As I sat there with Penny, savoring the last few minutes of the sunrise, I thought back to sunrises I’d experienced years ago. Back when I was in my early 20s, I’d dated a man who liked sunrises as much as I do. I distinctly remember waking up very early one morning and driving through the darkness to Montauk Point out on Long Island in New York. We found a rock to sit on and sat close together, looking out toward the brightness of the eastern horizon while waves crashed gently on the shore. If I think hard enough, I can remember — or at least imagine — the way the sun’s first light felt warm on my skin and the way his body felt comfortably close to mine. Afterward, we lay back on that big, flat rock and I fell asleep in his arms.
I miss moments like that, long gone and likely forgotten by the man I shared them with.
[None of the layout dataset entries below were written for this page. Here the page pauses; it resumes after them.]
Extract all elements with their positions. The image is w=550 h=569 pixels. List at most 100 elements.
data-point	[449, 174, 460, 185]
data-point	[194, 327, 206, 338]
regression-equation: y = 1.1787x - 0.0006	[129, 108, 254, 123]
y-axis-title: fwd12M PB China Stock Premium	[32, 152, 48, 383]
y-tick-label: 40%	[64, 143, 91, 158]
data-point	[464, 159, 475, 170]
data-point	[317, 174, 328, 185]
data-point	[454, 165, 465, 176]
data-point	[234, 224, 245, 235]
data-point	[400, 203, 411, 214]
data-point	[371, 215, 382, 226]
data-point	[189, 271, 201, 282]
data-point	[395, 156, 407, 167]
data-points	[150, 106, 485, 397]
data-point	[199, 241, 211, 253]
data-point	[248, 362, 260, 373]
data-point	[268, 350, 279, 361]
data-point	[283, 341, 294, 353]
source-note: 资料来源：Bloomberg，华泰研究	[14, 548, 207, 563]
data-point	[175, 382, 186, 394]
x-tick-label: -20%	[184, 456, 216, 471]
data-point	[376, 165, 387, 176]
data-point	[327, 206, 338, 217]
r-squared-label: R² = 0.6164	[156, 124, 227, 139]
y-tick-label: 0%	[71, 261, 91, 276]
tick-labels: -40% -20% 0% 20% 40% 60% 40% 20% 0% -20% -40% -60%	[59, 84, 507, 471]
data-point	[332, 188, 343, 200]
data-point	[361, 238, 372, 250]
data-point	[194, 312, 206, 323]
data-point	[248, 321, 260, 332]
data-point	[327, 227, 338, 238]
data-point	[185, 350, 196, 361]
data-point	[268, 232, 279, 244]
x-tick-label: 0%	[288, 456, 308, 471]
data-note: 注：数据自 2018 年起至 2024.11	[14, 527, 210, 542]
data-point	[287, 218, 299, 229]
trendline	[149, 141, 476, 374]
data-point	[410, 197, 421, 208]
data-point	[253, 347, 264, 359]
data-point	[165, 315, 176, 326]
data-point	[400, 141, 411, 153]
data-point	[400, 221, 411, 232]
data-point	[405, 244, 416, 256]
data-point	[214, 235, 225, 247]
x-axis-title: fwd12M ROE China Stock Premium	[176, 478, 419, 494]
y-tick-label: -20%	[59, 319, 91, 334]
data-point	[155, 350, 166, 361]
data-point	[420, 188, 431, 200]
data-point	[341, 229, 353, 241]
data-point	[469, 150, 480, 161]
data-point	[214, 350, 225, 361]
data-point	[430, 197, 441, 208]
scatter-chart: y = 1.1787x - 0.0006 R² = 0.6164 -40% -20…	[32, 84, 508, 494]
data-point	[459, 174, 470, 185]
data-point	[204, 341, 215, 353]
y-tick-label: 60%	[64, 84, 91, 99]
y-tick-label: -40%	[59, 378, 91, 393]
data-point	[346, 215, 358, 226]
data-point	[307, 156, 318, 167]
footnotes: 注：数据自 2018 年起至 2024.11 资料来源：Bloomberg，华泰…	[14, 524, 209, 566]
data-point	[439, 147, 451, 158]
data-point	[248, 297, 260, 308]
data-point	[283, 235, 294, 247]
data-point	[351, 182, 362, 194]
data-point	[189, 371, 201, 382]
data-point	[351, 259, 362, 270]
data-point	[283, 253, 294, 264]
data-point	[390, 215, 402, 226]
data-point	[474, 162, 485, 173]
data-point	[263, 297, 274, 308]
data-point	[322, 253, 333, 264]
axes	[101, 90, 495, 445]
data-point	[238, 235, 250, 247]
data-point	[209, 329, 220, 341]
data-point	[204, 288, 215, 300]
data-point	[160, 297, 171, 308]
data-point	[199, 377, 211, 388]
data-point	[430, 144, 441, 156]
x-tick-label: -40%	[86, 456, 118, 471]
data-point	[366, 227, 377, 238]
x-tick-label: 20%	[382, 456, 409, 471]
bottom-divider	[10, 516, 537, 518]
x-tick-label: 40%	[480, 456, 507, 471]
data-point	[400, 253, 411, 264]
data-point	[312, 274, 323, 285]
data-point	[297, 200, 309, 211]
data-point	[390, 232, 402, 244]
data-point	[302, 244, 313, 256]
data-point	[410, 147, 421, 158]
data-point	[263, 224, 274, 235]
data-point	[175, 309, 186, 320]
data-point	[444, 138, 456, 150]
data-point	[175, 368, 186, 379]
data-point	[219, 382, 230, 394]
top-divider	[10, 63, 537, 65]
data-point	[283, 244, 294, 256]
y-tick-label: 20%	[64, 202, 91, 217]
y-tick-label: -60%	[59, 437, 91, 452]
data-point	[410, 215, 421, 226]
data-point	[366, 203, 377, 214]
Over the years, he grew and changed. Like so many of us, he forgot about the simple beauty of a sunrise and the wonder of a day being born, caught up instead with chasing the almighty dollar and keeping up appearances for people who really don’t matter. His loss — but he probably doesn’t even realize it.
Are you guilty of that, too? Be honest with yourself. I think I was, at least for a while.
I think that moving here has helped me reconnect with the simple things in life — getting back in tune with nature, stopping to look and listen and experience my surroundings. Gone are the days when I spent too much time commuting between two homes and dealing with the noise and crowds of a city I never really wanted to live in. Last night, I enjoyed squash from my garden; this morning, I ate cherries I picked yesterday with yogurt I made the day before. My chickens will soon be laying eggs; I can’t wait to make my special pound cake with those rich fresh eggs and butter. I’ll fill the hummingbird feeder in a while and check my bee hives for capped honey frames. Maybe I’ll head down into town for lunch with some friends.
Life is what you make it and my life is good.